The Chip and Joanna Gaines cable network is coming, but do you want it?

Chip and Joanna Gaines cable network 1

In one sense, the official news of the Chip and Joanna Gaines cable network — which will almost certainly be called “Magnolia TV” or something close to that, but for now has no name — is a bit anticlimactic. We knew last year after Chip and Joanna went on The Tonight Show to announce their return to TV that they would be taking over a network. And devotées of the couple have known for well over a year that they were really putting Fixer Upper to bed in order to get a more favorable contract following Discovery’s acquisition of Scripps, the former parent company of HGTV.

And now we know, after last week’s announcement, that DIY will be the network getting the complete, Fixer Upper-style rebrand. We also know that Chip and Joanna’s channel will launch next summer. Beyond that, the details seem kind of…discouraging? Business-oriented? Power grabby? For example, per The Wrap, the launch has basically been timed to help promote more streaming and app options — not just for Discovery, but for Chip and Joanna specifically:

The rebrand and new linear channel launch will take place in Summer 2020 — the same time as the couple’s TV Everywhere app becomes available. A subscription streaming service will debut at a later date, Discovery said on Wednesday….The new channel, TVE app and upcoming SVOD service do not yet have a name, but a person with knowledge of the rebranding told us to expect the word “Magnolia” — the name of the Gaines’ home and lifestyle brand — up front. The new linear channel will become the home to the complete Fixer Upper library, taking those reruns from HGTV.

In other words, starting next year, the only way to watch Fixer Upper reruns will be through what amounts to the Fixer Upper channel. And where product placement was a problem for the Gaineses before, it sure won’t be now. Apparently a big sticking point at the end of their five-year run on HGTV was Chip and Joanna’s desire to plug more Magnolia-specific products in each episode. But the network, which wouldn’t have gotten a percentage of related sales, continually overrode the placements. There will be no such constraint on the Chip and Joanna Gaines cable network; it remains to be seen how the programming will be affected.

It also remains to be seen what the programming will actually be. The launch announcement for the network came with very few details about the shows it will show, let alone the names of any current shows that might make the cut. The only related information I could find is a single sentence from a Deadline article: “New programming concepts currently in development will center around topics including community, home, garden, food, wellness, entrepreneurialism and design.”

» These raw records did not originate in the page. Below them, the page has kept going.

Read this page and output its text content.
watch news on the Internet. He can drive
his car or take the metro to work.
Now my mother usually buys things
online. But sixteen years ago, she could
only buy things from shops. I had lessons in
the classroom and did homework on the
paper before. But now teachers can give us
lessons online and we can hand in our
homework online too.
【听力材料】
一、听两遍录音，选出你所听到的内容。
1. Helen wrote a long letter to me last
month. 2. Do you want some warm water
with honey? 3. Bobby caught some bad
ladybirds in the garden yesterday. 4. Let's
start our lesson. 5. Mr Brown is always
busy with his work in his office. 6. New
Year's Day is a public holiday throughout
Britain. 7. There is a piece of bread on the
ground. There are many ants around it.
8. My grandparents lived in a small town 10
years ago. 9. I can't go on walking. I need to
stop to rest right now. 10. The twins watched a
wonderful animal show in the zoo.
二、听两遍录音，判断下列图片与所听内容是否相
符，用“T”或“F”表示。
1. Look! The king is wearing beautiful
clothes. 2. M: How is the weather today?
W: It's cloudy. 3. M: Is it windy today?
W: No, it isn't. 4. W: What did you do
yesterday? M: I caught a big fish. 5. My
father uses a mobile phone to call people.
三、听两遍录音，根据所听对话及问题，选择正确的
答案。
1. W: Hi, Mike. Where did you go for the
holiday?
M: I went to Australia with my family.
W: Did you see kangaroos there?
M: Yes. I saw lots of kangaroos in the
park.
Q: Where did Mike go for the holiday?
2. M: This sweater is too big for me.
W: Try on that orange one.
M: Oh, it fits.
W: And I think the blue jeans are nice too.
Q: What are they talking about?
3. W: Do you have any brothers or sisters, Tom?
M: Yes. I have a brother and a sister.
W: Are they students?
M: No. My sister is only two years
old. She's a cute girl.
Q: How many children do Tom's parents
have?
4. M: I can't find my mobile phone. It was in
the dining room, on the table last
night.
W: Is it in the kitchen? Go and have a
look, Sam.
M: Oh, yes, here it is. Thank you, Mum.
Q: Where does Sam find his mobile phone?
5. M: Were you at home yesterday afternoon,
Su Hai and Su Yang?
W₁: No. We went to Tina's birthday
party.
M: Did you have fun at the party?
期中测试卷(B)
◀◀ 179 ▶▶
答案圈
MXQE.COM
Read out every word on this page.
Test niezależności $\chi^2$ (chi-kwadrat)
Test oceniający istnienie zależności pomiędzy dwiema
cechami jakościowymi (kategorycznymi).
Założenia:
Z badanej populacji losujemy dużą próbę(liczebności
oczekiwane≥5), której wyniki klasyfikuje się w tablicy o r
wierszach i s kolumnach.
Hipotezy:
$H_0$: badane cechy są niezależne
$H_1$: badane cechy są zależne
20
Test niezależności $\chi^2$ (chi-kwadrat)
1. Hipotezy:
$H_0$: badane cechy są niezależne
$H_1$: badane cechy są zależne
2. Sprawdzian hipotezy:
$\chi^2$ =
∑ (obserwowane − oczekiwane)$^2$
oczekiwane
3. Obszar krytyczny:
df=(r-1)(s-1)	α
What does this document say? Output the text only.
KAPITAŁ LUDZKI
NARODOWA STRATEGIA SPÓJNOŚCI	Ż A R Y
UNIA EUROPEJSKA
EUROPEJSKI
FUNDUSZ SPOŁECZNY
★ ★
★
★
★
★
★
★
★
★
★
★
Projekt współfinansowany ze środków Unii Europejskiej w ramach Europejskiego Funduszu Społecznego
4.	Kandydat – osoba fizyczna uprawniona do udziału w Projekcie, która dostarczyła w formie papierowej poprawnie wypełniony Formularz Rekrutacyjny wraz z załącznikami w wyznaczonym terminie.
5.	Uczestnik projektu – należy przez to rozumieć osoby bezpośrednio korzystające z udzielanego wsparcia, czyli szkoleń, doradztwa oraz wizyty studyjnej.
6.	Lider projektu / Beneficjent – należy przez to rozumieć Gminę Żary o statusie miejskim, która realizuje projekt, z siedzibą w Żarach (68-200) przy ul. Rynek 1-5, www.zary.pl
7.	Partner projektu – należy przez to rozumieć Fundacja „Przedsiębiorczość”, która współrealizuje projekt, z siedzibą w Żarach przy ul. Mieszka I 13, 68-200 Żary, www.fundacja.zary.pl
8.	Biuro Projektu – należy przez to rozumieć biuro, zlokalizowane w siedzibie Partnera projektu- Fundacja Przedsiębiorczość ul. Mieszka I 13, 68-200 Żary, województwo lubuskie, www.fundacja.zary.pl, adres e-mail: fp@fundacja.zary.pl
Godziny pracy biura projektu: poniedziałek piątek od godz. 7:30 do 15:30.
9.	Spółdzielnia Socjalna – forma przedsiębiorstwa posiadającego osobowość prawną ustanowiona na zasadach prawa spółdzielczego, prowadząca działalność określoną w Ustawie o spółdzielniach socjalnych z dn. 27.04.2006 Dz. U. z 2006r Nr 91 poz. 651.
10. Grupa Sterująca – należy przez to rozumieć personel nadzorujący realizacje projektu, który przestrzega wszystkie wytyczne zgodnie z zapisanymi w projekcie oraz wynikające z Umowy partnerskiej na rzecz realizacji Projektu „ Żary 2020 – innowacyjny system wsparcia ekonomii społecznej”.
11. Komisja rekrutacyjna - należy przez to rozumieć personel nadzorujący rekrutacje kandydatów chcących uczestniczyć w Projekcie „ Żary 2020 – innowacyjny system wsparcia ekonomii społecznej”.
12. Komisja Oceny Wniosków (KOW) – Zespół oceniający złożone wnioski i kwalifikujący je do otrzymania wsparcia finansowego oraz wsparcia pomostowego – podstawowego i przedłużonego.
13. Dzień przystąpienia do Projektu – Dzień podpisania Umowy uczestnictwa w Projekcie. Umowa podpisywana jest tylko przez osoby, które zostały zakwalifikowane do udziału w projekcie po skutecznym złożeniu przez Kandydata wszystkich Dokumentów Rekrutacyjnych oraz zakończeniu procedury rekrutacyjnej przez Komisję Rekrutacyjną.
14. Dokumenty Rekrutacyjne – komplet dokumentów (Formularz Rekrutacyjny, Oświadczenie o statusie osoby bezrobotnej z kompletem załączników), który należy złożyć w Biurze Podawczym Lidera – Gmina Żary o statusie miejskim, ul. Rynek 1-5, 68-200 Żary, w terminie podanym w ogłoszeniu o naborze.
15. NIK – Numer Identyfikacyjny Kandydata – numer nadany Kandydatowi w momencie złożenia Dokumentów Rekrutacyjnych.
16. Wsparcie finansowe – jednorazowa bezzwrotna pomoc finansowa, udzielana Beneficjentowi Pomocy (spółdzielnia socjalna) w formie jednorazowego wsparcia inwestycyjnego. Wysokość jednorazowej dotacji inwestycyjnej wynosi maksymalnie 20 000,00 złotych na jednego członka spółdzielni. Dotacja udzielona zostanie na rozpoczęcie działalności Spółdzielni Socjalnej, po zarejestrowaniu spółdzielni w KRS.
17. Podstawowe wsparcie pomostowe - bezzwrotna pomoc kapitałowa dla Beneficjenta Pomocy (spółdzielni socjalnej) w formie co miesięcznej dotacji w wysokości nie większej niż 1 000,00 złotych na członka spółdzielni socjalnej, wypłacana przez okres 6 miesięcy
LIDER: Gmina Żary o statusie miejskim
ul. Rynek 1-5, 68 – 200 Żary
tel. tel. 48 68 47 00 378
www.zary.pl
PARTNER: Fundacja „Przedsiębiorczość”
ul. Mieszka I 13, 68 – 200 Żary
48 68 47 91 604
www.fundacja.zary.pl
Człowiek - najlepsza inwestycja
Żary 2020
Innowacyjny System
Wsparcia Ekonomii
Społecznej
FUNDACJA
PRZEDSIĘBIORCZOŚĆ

And maybe that will all be really great! It has to seem at least minimally possible, in the glow of post-announcement optimism, for the network to look more than anything else like an issue of Chip and Joanna’s Magnolia Journal: glossy, welcoming, and stuffed to the gills with all sorts of Pinterest-ready tips and tricks for the engaged homeowner to try out in every room of her Instagram-aspiring home. If you’ve spent any time over the past few years grumbling about HGTV forgetting what the “G” in its name stands for, you should maybe have reason for hope.

But there’s also the distinct possibility that Magnolia TV, or the Magnolia Network, or the Magnolia Channel, or whatever it is they finally decide to name the thing, will feel like the last couple of seasons of Fixer Upper. By then it was clear that Chip and Joanna had moved away from their “worst house on the best block” ethos, and were more interested in people who would let them build up their lifestyle brand. The budgets were bigger; the renovations more rote; the antics wilder but no longer quite endearing. Some of the coziness had gone out of the show. We don’t yet know exactly how often Chip and Joanna themselves will appear on their network, and it stands to reason they might have their hands too full running it to be more than token on-air talent. That could be for the best.